Ha presentato memorie parte ricorrente, controeccependo sulla regolarità della notifica della cartella, nel senso che, essendo stato rilevato l'errore “casella inibita alla ricezione” (come da avviso di mancata consegna depositato in atti da controparte), occorreva che il mittente si attivasse per un nuovo tentativo di notifica, da eseguire entro un termine "ragionevole", oltre a doversi considerare la mancata ricezione della raccomandata di comunicazione del deposito.
All'odierna udienza la Corte ha trattenuto la causa a sentenza.
MOTIVI DELLA DECISIONE
Il ricorso è fondato, per cui deve essere accolto.
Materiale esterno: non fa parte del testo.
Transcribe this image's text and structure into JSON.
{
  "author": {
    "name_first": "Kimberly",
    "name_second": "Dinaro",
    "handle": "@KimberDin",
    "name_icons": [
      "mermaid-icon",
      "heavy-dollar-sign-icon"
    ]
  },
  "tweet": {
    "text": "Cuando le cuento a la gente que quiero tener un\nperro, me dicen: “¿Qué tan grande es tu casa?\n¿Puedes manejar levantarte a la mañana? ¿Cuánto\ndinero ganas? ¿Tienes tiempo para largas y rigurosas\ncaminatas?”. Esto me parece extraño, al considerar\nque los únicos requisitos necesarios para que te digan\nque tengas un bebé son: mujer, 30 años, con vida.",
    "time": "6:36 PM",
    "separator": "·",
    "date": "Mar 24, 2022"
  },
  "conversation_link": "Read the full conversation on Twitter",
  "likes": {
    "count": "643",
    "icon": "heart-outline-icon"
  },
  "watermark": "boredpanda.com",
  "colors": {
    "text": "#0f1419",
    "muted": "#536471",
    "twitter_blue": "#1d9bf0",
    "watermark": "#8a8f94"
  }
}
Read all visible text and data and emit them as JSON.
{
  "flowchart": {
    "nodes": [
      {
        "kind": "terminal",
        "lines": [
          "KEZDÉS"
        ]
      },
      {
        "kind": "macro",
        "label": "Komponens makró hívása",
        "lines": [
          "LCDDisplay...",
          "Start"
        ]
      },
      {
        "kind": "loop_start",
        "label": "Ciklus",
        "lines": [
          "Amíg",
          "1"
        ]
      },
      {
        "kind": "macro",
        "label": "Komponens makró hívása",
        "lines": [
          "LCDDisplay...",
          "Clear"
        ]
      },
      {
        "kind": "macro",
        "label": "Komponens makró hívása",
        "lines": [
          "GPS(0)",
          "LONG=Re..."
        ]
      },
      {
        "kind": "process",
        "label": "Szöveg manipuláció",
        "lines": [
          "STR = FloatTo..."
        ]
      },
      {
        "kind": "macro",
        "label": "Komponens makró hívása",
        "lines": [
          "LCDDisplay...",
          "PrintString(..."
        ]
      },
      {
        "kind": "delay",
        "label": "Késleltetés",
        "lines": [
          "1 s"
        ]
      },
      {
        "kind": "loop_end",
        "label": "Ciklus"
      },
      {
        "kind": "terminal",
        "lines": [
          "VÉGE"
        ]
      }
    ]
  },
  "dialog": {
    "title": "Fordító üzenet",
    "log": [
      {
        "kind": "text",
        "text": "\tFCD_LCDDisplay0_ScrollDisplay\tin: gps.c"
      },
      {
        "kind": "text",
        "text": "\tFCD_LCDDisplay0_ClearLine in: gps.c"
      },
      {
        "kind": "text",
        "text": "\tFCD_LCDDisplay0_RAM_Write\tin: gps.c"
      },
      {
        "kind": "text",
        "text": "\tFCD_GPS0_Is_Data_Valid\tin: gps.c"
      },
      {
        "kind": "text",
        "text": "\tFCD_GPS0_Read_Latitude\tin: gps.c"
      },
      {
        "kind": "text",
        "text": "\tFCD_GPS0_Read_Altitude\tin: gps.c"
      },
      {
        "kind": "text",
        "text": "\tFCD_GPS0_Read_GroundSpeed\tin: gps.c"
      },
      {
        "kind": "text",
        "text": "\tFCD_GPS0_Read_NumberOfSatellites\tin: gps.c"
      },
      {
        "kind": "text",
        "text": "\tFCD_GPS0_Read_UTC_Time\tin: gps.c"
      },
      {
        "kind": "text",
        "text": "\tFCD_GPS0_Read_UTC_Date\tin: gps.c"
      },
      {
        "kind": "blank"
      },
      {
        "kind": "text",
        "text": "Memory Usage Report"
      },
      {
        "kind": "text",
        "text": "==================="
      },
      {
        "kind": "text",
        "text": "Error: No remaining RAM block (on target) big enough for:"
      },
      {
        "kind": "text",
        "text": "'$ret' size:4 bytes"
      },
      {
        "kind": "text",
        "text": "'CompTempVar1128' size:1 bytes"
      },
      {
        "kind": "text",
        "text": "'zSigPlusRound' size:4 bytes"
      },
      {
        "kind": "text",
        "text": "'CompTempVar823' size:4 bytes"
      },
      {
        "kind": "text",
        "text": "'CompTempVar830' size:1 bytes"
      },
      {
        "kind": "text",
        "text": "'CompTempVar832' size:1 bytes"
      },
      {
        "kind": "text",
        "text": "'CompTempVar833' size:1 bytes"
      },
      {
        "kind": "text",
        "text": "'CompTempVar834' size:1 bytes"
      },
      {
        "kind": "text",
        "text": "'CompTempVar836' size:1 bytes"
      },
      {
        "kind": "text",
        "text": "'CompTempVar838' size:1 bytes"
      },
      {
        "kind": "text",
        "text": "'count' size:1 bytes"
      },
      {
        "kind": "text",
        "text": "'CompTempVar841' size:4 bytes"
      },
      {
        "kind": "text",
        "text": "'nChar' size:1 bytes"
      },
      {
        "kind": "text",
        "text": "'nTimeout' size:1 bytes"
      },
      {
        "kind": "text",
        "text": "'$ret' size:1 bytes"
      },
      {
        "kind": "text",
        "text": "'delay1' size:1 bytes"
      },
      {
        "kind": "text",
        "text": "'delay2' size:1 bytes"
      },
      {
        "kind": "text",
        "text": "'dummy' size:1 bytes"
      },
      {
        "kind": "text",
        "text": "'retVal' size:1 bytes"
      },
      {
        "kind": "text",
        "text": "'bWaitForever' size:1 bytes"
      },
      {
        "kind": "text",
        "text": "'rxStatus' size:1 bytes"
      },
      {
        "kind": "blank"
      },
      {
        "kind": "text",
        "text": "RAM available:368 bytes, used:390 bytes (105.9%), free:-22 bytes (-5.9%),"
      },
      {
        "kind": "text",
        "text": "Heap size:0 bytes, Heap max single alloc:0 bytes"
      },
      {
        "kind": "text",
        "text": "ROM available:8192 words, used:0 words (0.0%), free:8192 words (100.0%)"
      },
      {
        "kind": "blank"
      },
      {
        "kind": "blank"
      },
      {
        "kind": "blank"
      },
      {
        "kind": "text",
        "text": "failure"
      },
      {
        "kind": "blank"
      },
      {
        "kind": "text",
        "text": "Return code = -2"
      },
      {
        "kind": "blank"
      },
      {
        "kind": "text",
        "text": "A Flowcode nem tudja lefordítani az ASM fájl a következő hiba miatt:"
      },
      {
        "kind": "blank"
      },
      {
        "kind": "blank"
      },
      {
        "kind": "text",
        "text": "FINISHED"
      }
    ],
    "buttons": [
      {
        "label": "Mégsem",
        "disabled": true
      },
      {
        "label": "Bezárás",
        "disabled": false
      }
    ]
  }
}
E' dirimente la fondatezza della controeccezione di parte ricorrente, formulata con le memorie illustrative, riferita al procedimento di notifica della cartella sottesa all'atto opposto.
Detto procedimento, inizialmente, non è andato a buon fine, considerato che è stato prodotto il relativo
“avviso di mancata consegna”, determinata dalla rilevazione di un errore per “casella inibita alla ricezione”; a seguire si è perciò proceduto alla notifica ex articolo 60 del DPR n. 600/73, come novellato dall'art. 7 quater del D.L. n. 193/2016, ma non vi è evidenza, per come dedotto dal ricorrente, della ricezione della raccomandata con la quale è stata data notizia dell'esecuzione della notifica presso
InfoCamere Scpa, per cui la notifica non può dirsi idoneamente perfezionata.
Ne è derivata, quindi, in difetto di prova della notifica dell'atto presupposto, l'irregolare formazione della pretesa tributaria confluita nell'atto opposto, per cui il ricorso deve essere accolto.
Spese per come indicato nel dispositivo, poste a carico di Agenzia delle Entrate Riscossione e compensate nei confronti della Camera di Commercio.
P.Q.M.
La Corte accoglie il ricorso e condanna la resistente Agenzia delle Entrate - Riscossione al pagamento delle spese di giudizio, liquidate in € 150,00 (centocinquanta), con distrazione;
spese compensate nei confronti della Camera di Commercio.